U87MG cells (2 × 105) were seeded into glass bottom dishes (35 mm × 10 mm) and allowed to grow overnight. The fresh medium containing Mn-ZGGOs ([Mn] = 20 μg/mL) was added. After incubation for 0, 4, 8 and 24 h, respectively, the cells were washed with PBS for three times and stained with Hoechst 33342 (10 μg/mL) for 20 min at 37 °C. After washing with PBS for three times, the cells were stained with [Ru(dpp)3]Cl2 (10 μg/mL) for 20 min at 37 °C. The production of O2 was evaluated using Olympus FV1200 laser confocal scanning microscope after washing by PBS.

In vivo circulation and biodistribution

Balb/c mice bearing U87MG tumors were intravenously injected with Mn-ZGGOs ([Mn] = 1 mg/kg). The tumors and main organs including hearts, livers, spleens, lungs and kidneys, and blood were collected at varied time (1, 2, 4, 8, 12, 24 and 48 h) after injection and were weighed and digested using HNO3-H2O2 mixture. The Mn content in all samples was measured by ICP-MS.

In vivo XEPL imaging

After X-ray irradiation for 1 min, Mn-ZGGOs ([Mn] = 1 mg/kg) was intravenously injected into U87MG tumor-bearing mice. XEPL images were collected using an IVIS in vivo imaging system and the tumors were activated by X-ray for another 1 min before acquiring XEPL imaging at different times (0, 2, 4, 8, 12 and 24 h) post-injection.

In vivo MR imaging

To confirm the activatable MR imaging effect in tumors, Mn-ZGGOs NPs ([Mn] = 1 mg/kg) were intravenously injected into mice bearing U87MG tumors, and then the MR images were obtained at different time points (0, 2, 4 h, 8, 12 and 24 h) using small animal MR imaging system (9.4T).

In vivo tumor inhibition

When the tumor size reached to ~ 60 mm3, the U87MG tumor-bearing mice were randomized into various groups (n = 5) with different treatments: (1) PBS, (2) ZGGO (6.3 mg/kg), (3) Mn-ZGGOs (8.9 mg/kg, [Mn] = 1 mg/kg), (4) 2×Mn-ZGGOs (17.8 mg/kg, [Mn] = 2 mg/kg).

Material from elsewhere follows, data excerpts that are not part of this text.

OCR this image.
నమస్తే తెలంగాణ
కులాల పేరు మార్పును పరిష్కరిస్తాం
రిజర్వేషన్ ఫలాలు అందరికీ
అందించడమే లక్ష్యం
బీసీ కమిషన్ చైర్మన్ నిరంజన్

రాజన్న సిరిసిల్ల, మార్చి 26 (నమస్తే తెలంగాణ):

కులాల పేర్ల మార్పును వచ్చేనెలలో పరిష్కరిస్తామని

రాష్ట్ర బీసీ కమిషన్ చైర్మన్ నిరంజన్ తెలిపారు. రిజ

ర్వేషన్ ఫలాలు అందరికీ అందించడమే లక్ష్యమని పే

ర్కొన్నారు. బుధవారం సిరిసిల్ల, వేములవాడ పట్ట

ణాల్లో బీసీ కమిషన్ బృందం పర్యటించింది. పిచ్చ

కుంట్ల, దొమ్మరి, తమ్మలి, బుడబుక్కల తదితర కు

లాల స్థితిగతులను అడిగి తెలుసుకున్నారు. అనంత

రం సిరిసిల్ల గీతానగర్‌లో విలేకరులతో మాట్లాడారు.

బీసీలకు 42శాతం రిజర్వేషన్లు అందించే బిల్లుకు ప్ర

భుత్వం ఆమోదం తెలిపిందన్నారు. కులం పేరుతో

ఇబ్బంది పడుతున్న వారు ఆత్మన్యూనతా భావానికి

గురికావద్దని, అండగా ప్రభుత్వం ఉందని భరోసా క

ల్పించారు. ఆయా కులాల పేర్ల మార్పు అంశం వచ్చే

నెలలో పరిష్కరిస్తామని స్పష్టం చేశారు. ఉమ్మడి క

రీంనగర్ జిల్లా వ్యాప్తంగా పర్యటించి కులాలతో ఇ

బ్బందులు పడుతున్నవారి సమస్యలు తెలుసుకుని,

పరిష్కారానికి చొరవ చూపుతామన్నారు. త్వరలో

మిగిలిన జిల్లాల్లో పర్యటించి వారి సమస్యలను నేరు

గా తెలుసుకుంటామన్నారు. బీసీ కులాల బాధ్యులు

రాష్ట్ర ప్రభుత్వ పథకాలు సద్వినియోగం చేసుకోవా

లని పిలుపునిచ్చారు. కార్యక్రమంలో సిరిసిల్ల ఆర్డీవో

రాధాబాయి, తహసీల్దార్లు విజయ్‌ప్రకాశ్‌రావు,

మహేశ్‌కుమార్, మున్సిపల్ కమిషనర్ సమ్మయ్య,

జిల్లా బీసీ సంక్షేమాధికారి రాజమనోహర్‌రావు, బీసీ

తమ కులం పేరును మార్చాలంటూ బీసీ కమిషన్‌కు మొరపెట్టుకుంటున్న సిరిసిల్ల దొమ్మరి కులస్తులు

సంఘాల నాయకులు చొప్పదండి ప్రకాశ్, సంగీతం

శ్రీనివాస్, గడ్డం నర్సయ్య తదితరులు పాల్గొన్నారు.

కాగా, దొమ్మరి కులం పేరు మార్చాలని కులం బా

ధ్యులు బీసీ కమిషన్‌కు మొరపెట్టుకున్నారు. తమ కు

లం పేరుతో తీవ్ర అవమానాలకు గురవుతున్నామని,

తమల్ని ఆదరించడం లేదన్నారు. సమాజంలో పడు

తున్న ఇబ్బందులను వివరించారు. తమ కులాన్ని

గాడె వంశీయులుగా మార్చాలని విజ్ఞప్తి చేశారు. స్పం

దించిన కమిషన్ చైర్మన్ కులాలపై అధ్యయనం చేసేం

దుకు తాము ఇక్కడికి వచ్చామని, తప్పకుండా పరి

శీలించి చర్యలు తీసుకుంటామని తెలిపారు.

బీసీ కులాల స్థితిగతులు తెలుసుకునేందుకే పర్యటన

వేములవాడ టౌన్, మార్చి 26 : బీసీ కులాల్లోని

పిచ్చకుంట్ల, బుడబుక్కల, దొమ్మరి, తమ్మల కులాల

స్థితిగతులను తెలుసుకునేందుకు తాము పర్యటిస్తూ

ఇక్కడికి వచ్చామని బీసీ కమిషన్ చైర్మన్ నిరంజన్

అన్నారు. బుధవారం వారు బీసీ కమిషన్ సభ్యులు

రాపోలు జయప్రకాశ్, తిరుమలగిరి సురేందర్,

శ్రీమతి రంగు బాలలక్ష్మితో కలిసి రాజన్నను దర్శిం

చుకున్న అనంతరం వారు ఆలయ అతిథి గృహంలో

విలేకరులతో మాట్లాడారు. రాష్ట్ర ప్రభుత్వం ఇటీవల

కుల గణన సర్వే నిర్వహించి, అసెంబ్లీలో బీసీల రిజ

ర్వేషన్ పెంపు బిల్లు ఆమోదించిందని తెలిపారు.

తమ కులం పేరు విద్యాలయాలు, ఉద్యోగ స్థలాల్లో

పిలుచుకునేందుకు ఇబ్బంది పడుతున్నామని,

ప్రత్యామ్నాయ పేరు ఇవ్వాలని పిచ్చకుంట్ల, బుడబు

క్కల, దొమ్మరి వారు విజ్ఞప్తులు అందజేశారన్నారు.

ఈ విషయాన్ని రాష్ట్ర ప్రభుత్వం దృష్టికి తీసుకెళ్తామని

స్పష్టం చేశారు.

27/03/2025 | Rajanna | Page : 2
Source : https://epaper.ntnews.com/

The mice were intravenously injected with different formulations every third day for four times.

Statistical analysis

All data were presented as mean ± standard deviation. Comparison of the data were conducted with a Student's t-test (*: P < 0.05, **: P < 0.01, and ***: P < 0.001).

Results and Discussion

Synthesis and characterization

ZGGO nanoparticles (ZGGOs) were prepared following our previous synthesized route 38. The ZGGOs were then stirred in a mixture of KMnO4 and ethanol to coat MnOx layers on the surface of ZGGOs (Mn-ZGGOs). Transmission electron microscopy (TEM) imaging indicated that uniform layers were successfully formed (Figure 1A). Elemental mapping images revealed that the presence of Zn, Ga, Ge, Cr, Mn and O in Mn-ZGGOs as well as Mn circles confirmed the successful coating (Figure 1B). The MnOx layer had very minor impact on ZGGO emission, which still emitted NIR luminescence at ~ 696 nm under/after X-ray irradiation attributed to the typical 2E → 4A2 transition of Cr3+ (Figures 1C, S1) 39. GSH would also be helpful to break-up the MnOx layers 40. Impressively, these XEPL signals could be repeatedly activated by irradiation of X-ray; they recovered the excellent XEPL with GSH treatment (Figures 1D, S2). In addition, to prove the deep tissue-penetration of X-ray excitation and NIR emission, a 1.0 cm pork was placed between solution (Mn-ZGGOs with GSH, Mn-ZGGOs without GSH) and X-ray source (Figure S3). XEPL imaging was performed at 0, 2, and 5 min after ceasing X-ray irradiation. Strong NIR persistent luminescence signals were observed, indicating XEPL possessed deep tissue-penetration depth.

Figure 1

(A) TEM image of Mn-ZGGOs. (B) Elemental mapping images of Mn-ZGGOs. (C) X-ray excited optical luminescence (XEOL) and X-ray excited persistent luminescence (XEPL) spectra of Mn-ZGGOs. (D) XEPL decay images of the Mn-ZGGOs with GSH or without GSH. (E) XPS of Mn 2p for Mn-ZGGOs. (f) Fluorescence spectra of [Ru(dpp)3]Cl2 of Mn-ZGGOs with or without H2O2. (G) The r1 value of Mn-ZGGOs with or without 1 mM GSH in 9.4 T MR instrument. (H) UV/Vis absorption spectra and photo (inset) of MB after degradation by H2O2 plus GSH-treated Mn-ZGGOs ([HCO3-] = 25 mM, [Mn] = 0.5 mM, [H2O2] = 10 mM). (I) Fluorescence spectra of SOSG (5 μM) incubated with Mn-ZGGOs for 20 min in H2O or different PBS buffer (pH = 7.4, 6.5, 5.6).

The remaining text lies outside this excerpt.